No hace falta ser un lince para darse cuenta, a simple vista, de que, dentro del conjunto de la filmografía de Kenneth Branagh como director, Artemis Fowl (ídem, 2020) se encuadra en el sector más, teóricamente, comercial y hollywoodense de aquélla (las antes mencionadas Morir todavía, Thor, Jack Ryan: Operación Sombra, Cenicienta, sus adaptaciones de Agatha Christie), y más lejos, por tanto, de las películas que en su momento cimentaron su cada vez más depauperado prestigio como realizador, formado principalmente por sus lecturas/adaptaciones de obras de William Shakespeare (Enrique V, Mucho ruido y pocas nueces, Hamlet, Trabajos de amor perdidos, As You Like It), Mary Shelley (Frankenstein de Mary Shelley) o Mozart (La flauta mágica), alternadas con pequeños films de corte intimista y casi familiar (Los amigos de Peter, En lo más crudo del crudo invierno, La huella o El último acto). En esta ocasión, Branagh trabaja de nuevo para Disney después de su más bien tediosa versión de Cenicienta, ofreciendo en esta ocasión una adaptación del personaje creado por el escritor irlandés Eoin Colfer, autor de una saga de novelas de aventuras fantásticas de corte infantil-juvenil de la cual la película de Branagh es una mezcla de las tramas de los dos primeros volúmenes, Artemis Fowl 1: El mundo subterráneo (2001) y Artemis Fowl 2: Encuentro en el Ártico (2002), editados en nuestro país por Mondadori.



Más que una mala película Artemis Fowl es, sobre todo, un film anodino, habida cuenta de que prácticamente nada lo identifica como una película propia del Kenneth Branagh director, más allá de la presencia en el elenco de una actriz en parte vinculada a la tradición cinematográfico-shakespeariana como Judi Dench, de la audición en la pista de sonido de una nueva partitura del siempre excelente Patrick Doyle, o de un recurso de puesta en imágenes que hace pensar en la mencionada (y subvalorada) Morir todavía: los planos en blanco y negro que ilustran el interrogatorio por parte de la policía al “enano gigante” Mulch Diggums (Josh Gad), que se alternan con las escenas en color que se corresponden, a su vez, con los flashbacks que ilustran visualmente el relato oral de este personaje.
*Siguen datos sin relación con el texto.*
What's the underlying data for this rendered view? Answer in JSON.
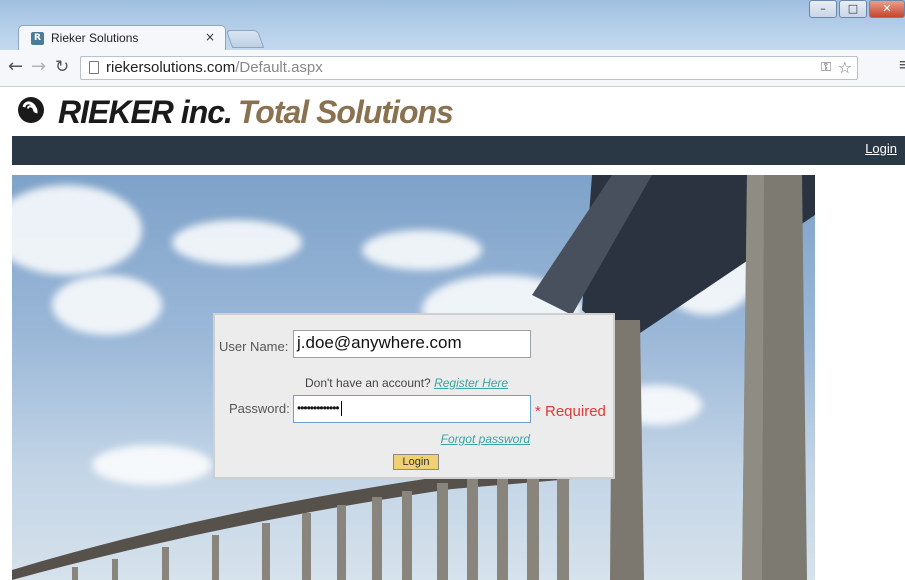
{
  "browser": {
    "tab_title": "Rieker Solutions",
    "tab_close": "×",
    "url_domain": "riekersolutions.com",
    "url_path": "/Default.aspx"
  },
  "site": {
    "brand": "RIEKER inc.",
    "tagline": "Total Solutions",
    "nav_login": "Login"
  },
  "login_form": {
    "username_label": "User Name:",
    "username_value": "j.doe@anywhere.com",
    "signup_prompt": "Don't have an account?",
    "register_link": "Register Here",
    "password_label": "Password:",
    "password_value": "•••••••••••••",
    "required_text": "* Required",
    "forgot_link": "Forgot password",
    "login_button": "Login"
  },
  "colors": {
    "navbar": "#2a3744",
    "tagline": "#8a7150",
    "link": "#3aa3a3",
    "required": "#e03a3a",
    "button": "#f1cf73"
  }
}
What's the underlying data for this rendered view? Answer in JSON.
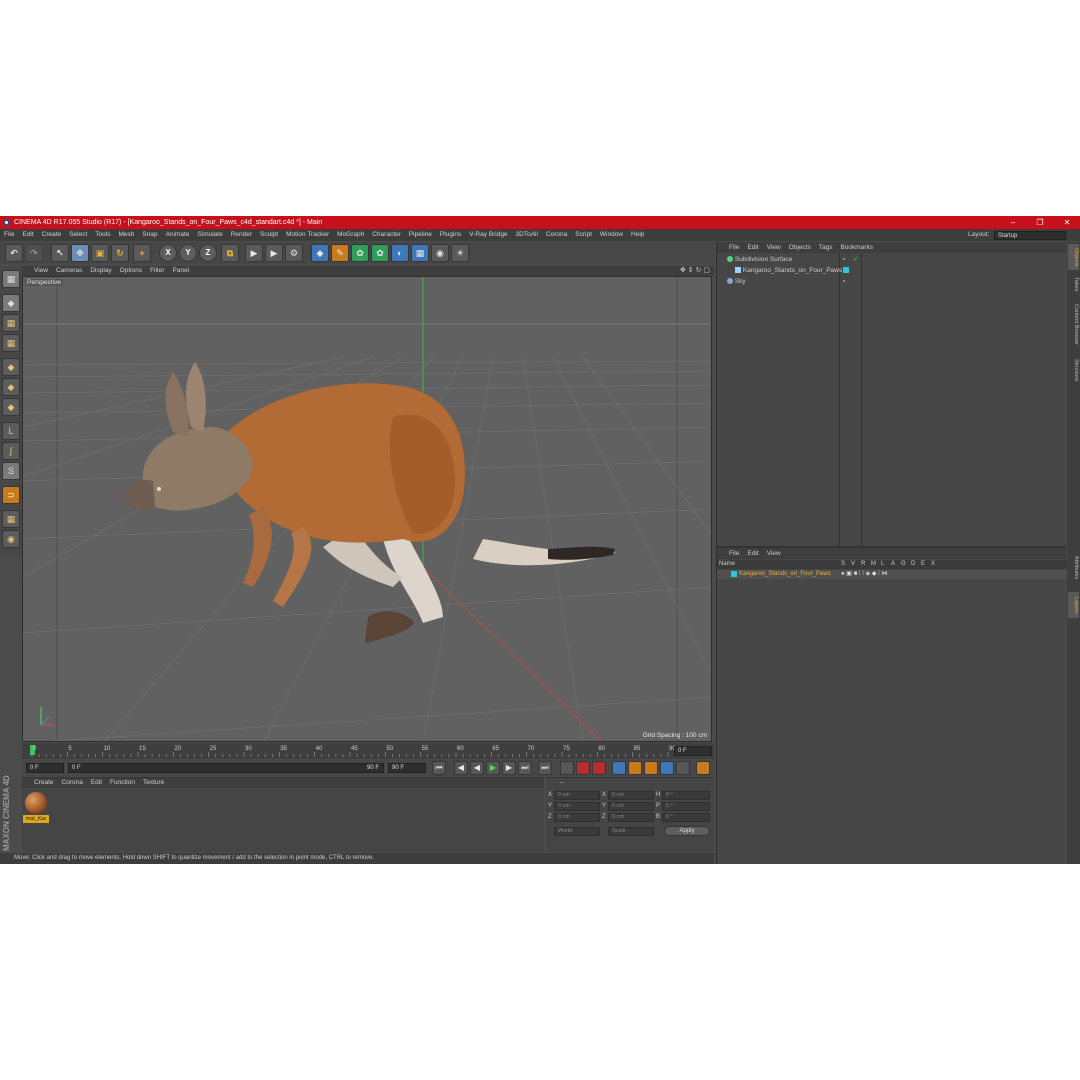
{
  "window": {
    "title": "CINEMA 4D R17.055 Studio (R17) - [Kangaroo_Stands_on_Four_Paws_c4d_standart.c4d *] - Main",
    "minimize": "–",
    "maximize": "❐",
    "close": "✕"
  },
  "menu": [
    "File",
    "Edit",
    "Create",
    "Select",
    "Tools",
    "Mesh",
    "Snap",
    "Animate",
    "Simulate",
    "Render",
    "Sculpt",
    "Motion Tracker",
    "MoGraph",
    "Character",
    "Pipeline",
    "Plugins",
    "V-Ray Bridge",
    "3DToAll",
    "Corona",
    "Script",
    "Window",
    "Help"
  ],
  "layout": {
    "label": "Layout:",
    "value": "Startup"
  },
  "toolbar": {
    "undo": "↶",
    "redo": "↷",
    "select": "↖",
    "move": "✥",
    "scale": "▣",
    "rotate": "↻",
    "add": "+",
    "x": "X",
    "y": "Y",
    "z": "Z",
    "coord": "⧉",
    "render_region": "▶",
    "render_view": "▶",
    "render_settings": "⚙",
    "cube": "◆",
    "pen": "✎",
    "subdiv": "✿",
    "cloner": "✿",
    "deformer": "◐",
    "floor": "▦",
    "camera": "◉",
    "light": "☀"
  },
  "left_tools": [
    "▦",
    "◆",
    "▦",
    "▦",
    "◆",
    "◆",
    "◆",
    "L",
    "∫",
    "S",
    "⊃",
    "▦",
    "◉"
  ],
  "viewport": {
    "menu": [
      "View",
      "Cameras",
      "Display",
      "Options",
      "Filter",
      "Panel"
    ],
    "label": "Perspective",
    "grid_spacing": "Grid Spacing : 100 cm",
    "nav_icons": "✥ ⇕ ↻ ▢"
  },
  "timeline": {
    "ticks": [
      "0",
      "5",
      "10",
      "15",
      "20",
      "25",
      "30",
      "35",
      "40",
      "45",
      "50",
      "55",
      "60",
      "65",
      "70",
      "75",
      "80",
      "85",
      "90"
    ],
    "current": "0 F"
  },
  "frame_controls": {
    "start": "0 F",
    "min": "0 F",
    "max": "90 F",
    "end": "90 F",
    "buttons": [
      "⏮",
      "◀",
      "◀",
      "▶",
      "▶",
      "⏭",
      "⏭"
    ]
  },
  "material_manager": {
    "menu": [
      "Create",
      "Corona",
      "Edit",
      "Function",
      "Texture"
    ],
    "material_name": "mat_Kar"
  },
  "coordinates": {
    "rows": [
      {
        "a": "X",
        "av": "0 cm",
        "b": "X",
        "bv": "0 cm",
        "c": "H",
        "cv": "0 °"
      },
      {
        "a": "Y",
        "av": "0 cm",
        "b": "Y",
        "bv": "0 cm",
        "c": "P",
        "cv": "0 °"
      },
      {
        "a": "Z",
        "av": "0 cm",
        "b": "Z",
        "bv": "0 cm",
        "c": "B",
        "cv": "0 °"
      }
    ],
    "mode": "World",
    "scale": "Scale",
    "apply": "Apply",
    "header": "--"
  },
  "status": "Move: Click and drag to move elements. Hold down SHIFT to quantize movement / add to the selection in point mode, CTRL to remove.",
  "maxon": "MAXON CINEMA 4D",
  "object_manager": {
    "menu": [
      "File",
      "Edit",
      "View",
      "Objects",
      "Tags",
      "Bookmarks"
    ],
    "objects": [
      {
        "name": "Subdivision Surface",
        "color": "#5ad07a"
      },
      {
        "name": "Kangaroo_Stands_on_Four_Paws",
        "color": "#9ad0ff"
      },
      {
        "name": "Sky",
        "color": "#8aa8d0"
      }
    ]
  },
  "layer_manager": {
    "menu": [
      "File",
      "Edit",
      "View"
    ],
    "columns": [
      "Name",
      "S",
      "V",
      "R",
      "M",
      "L",
      "A",
      "G",
      "D",
      "E",
      "X"
    ],
    "layer": "Kangaroo_Stands_on_Four_Paws",
    "layer_color": "#2ec6d8"
  },
  "side_tabs": [
    "Objects",
    "Takes",
    "Content Browser",
    "Structure",
    "Attributes",
    "Layers"
  ]
}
La trama, que descrita a grandes rasgos se diría una mezcla de las franquicias Harry Potter y El Señor de los Anillos/El hobbit, oferta un tan atractivo como superficial repertorio de hadas, troles, poderes mágicos y fuerzas ocultas, dentro de un conjunto adornado, además, por unos magníficos efectos visuales, pero carente, en sus líneas generales, de auténtica magia. La buena labor de los intérpretes, y algunos momentos logrados, como la pelea contra el gigantesco trol dentro de la mansión de los Fowl, tampoco compensan la sensación de rutina que desprende un film que se deja ver con la misma facilidad con la que luego se olvida.